Influenza is easily spread from person to person. One means of controlling influenza is to vaccinate those individuals who are most likely to spread the infection first, particularly in environments in which vaccination is not obligatory or where vaccine supply is limited. The primary means of controlling influenza, which is largely preventable, is through annual vaccination.[5] Vaccine safety in children has been well documented for inactivated vaccine[6] and live attenuated vaccine[7] in children aged 9 to 17. In children, influenza vaccine has been shown to be highly efficacious in clinical settings, with efficacy ranging from 65% to 96%.[8] For the older population, vaccine efficacy is consistently lower (12–68%[9,10]). Clinical efficacy of the influenza vaccine is higher in older adults younger than 75 than in those aged 75 and older,[11] which is consistent with the observed declines in immune function with age.[12]

Recent research suggests potential pathways for transmission of influenza virus between children and the older population. Influenza vaccination coverage in children was associated with lower all-cause mortality and mortality from P&I in the older population in Japan,[13] in addition to protecting children themselves from death.[14] Mass influenza vaccination of children was shown to significantly reduce influenza-like illness in children and influenza-related diseases in older adults.[15] These results suggest herd immunity, which occurs when vaccinating a substantial portion of the population reduces exposure for those who were not vaccinated,[16] and has been demonstrated in other infectious diseases, including Haemophilus influenzae type b,[17] measles,[18] and oral cholera.[19] A community with customary vaccination practices experienced substantially higher influenza incidence in the adult population than in a neighboring community in which 85% of schoolchildren were vaccinated against influenza.[20] Modestly but significantly lower influenza rates in adults aged 50 to 64 occurred where children in one school were immunized against seasonal influenza than in a control school,[21] suggesting that such a vaccination strategy may impart indirect protection to older adults beyond the contribution of vaccination of older adults themselves.
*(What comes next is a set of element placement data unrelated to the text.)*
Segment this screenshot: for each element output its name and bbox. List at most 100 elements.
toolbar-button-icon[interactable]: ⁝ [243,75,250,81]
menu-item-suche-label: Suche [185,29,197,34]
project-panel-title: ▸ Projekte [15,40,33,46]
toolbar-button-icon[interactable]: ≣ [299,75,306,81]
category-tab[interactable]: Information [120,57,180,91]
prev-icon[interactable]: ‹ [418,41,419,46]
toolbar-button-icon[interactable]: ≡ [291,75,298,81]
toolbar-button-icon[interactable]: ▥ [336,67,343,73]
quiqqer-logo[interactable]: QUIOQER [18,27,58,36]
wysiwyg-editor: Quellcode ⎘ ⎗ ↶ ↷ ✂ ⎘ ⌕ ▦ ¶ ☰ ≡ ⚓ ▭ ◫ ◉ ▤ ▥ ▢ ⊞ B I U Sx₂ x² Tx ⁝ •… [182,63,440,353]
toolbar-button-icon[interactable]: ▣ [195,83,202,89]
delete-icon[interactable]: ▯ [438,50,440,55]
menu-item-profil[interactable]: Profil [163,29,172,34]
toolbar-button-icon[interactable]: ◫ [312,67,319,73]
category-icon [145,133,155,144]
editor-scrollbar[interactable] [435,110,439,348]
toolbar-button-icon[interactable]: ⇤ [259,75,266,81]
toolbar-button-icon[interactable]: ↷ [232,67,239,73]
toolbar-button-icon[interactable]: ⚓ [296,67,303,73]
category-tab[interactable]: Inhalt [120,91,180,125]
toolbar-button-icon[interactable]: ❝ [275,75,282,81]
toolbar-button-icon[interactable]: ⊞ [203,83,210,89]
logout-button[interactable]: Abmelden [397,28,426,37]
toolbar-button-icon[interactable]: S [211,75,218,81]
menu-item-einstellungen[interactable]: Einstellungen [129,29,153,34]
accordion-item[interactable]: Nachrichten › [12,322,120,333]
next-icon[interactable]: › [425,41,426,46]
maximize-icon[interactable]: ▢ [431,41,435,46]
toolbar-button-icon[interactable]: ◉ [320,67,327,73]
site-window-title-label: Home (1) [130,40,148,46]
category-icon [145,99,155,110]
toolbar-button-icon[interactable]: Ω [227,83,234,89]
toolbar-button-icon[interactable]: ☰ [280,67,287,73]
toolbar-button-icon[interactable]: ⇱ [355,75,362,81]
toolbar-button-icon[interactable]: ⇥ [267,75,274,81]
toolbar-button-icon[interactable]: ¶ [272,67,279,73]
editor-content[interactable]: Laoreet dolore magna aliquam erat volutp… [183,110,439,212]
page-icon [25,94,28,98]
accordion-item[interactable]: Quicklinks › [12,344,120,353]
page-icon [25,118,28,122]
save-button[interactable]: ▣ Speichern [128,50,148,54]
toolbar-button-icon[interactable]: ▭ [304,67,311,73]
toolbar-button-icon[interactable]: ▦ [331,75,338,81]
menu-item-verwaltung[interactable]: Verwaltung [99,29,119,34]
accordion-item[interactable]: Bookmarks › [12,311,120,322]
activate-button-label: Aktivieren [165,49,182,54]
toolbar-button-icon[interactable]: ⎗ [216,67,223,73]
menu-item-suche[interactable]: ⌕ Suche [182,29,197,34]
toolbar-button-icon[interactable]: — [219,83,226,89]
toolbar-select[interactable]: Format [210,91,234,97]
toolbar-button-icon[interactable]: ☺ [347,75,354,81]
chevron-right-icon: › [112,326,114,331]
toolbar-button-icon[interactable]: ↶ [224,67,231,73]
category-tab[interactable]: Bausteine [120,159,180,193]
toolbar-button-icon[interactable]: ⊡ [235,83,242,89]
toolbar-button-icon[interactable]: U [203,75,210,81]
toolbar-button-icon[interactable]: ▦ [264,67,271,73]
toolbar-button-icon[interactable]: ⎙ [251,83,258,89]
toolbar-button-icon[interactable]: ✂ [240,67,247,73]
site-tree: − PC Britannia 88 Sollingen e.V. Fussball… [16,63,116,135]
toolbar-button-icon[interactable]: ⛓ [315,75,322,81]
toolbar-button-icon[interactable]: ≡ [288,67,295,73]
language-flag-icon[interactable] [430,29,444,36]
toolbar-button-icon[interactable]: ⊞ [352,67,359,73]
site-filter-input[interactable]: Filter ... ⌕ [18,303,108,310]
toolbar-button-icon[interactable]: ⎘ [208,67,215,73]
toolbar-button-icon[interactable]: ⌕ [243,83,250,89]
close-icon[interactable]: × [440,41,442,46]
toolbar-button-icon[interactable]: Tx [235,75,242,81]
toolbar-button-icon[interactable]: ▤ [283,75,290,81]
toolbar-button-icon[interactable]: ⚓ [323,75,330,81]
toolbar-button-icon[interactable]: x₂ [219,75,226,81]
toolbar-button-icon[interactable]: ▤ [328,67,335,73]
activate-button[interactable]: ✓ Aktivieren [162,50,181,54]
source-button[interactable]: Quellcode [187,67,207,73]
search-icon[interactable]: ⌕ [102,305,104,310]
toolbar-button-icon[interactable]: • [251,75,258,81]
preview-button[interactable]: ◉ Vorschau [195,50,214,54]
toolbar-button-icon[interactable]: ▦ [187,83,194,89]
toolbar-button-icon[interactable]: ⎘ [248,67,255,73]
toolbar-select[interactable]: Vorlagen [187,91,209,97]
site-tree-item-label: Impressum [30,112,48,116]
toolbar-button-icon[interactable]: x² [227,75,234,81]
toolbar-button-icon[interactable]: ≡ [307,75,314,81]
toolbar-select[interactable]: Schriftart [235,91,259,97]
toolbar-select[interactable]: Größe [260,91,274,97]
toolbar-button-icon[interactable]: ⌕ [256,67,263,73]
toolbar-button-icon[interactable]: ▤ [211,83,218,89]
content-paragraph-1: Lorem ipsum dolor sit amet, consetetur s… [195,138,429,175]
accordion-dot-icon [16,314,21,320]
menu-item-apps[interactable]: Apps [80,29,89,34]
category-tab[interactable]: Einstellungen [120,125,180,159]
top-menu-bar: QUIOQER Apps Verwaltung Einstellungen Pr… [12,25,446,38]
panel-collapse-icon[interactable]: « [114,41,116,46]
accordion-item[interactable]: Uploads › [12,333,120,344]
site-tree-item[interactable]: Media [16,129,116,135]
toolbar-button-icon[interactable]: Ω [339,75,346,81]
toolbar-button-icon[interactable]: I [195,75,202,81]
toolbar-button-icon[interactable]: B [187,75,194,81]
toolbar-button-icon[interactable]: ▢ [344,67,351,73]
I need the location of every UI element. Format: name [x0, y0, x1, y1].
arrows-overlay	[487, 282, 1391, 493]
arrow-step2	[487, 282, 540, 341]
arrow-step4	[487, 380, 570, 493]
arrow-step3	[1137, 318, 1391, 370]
The objective of this study was to assess the potential for herd immunity in the older population against P&I-associated hospitalization using the most complete database of hospitalization records of older adults. Associations between vaccination coverage in children and P&I hospitalizations in the older population were assessed during 2002 to 2006. The effect of influenza vaccination coverage in the older population on P&I outcomes in the older population was also examined.